Amid this situation, it is still not clear for me whether the Geneva II conference, which aims to bring together the members of the Syrian regime and the opposition, will take place or not. It was not taken place until now due to the balance of power on the ground. Assad wants to sit on the table with having the upper hand while the countries against Assad want the opposition to gain more ground in Syria prior to conference. In this sense, it is hard to comment on what the Geneva II would give to Turkey.

5- What is Turkey’s main plan to easing the violence against civil people?

Turkey has always urged the international community to take all sorts of measures to provide security of civilians in Syria. Several roadmaps were brought into agenda such as creating buffer zone to protect these people. However, the burden should not be solely on the shoulders of Turkey. International community should take an action to protect these civilians.

6- Since September of current year, the US Congress named a data of rocket strikes to Syria in retaliation to Assad’s chemical weapon policy. In your judgment, is Syrian Baath regime able to use chemical weapon in this stage of conflict?

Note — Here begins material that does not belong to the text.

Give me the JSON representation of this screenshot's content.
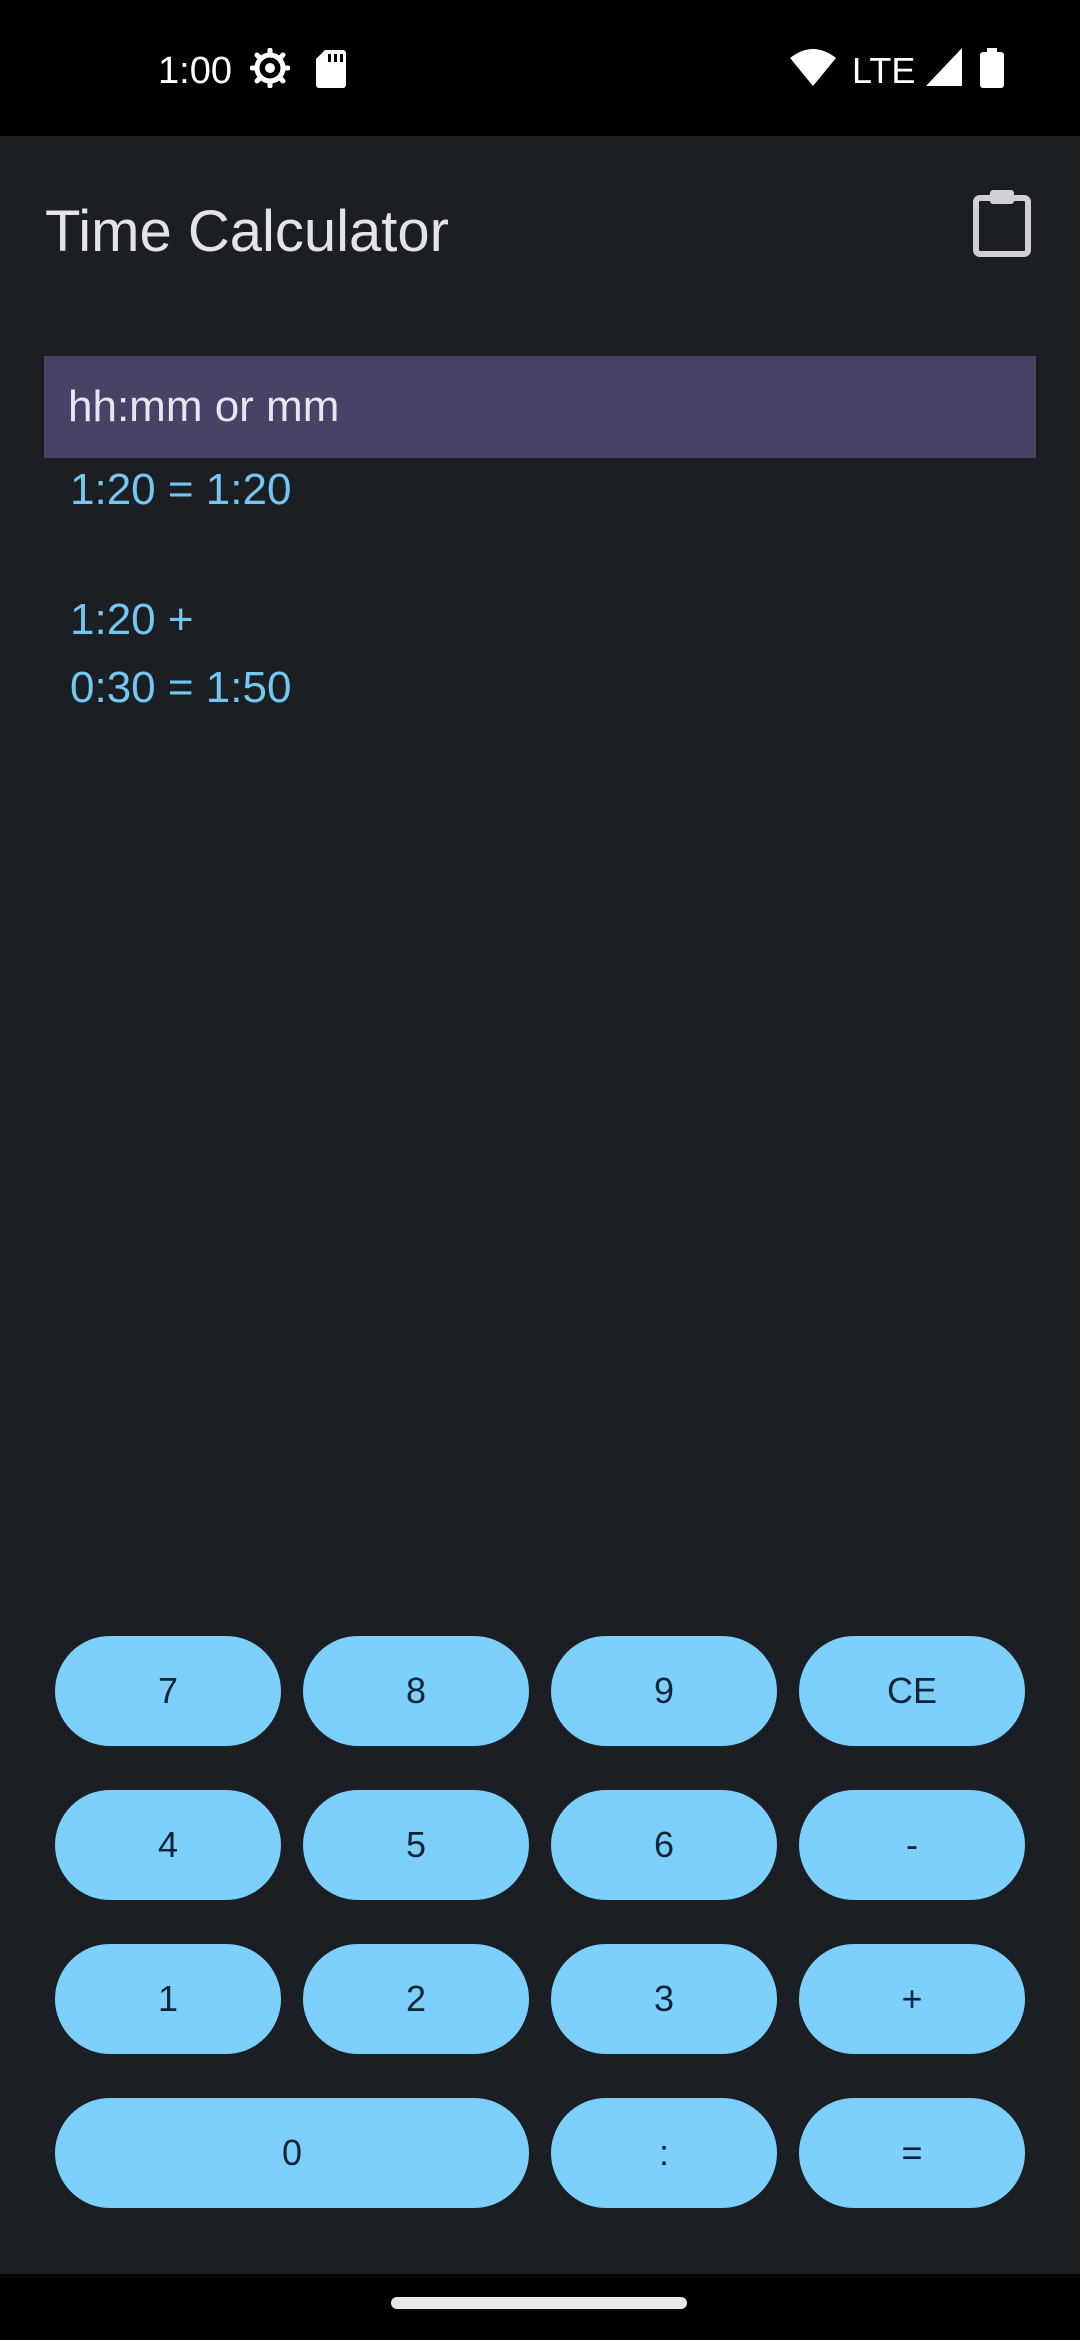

This was a long debated issue actually. The regime and opposition accused each other of using chemical weapons in Syria that killed more than 1,000 and injured many more. Some argue that the regime would not dare use chemical weapons as this would be a direct reason for a possible intervention into war-torn Syria. Or in other words Assad would not be that stupid to make such a tragic mistake, which would be a deadly blow to its existence. As you remember, US had announced any use of chemical weapons as its red line in Syria and that it would trigger a military intervention. Saleh Muslim, head of Kurdish Democratic Union Party (PYD), said also:”The regime in Syria … has chemical weapons, but they wouldn’t use them around Damascus, 5 kilometers from the [UN] committee which is investigating chemical weapons. Of course they are not so stupid as to do so.” So, this is a complicated issue.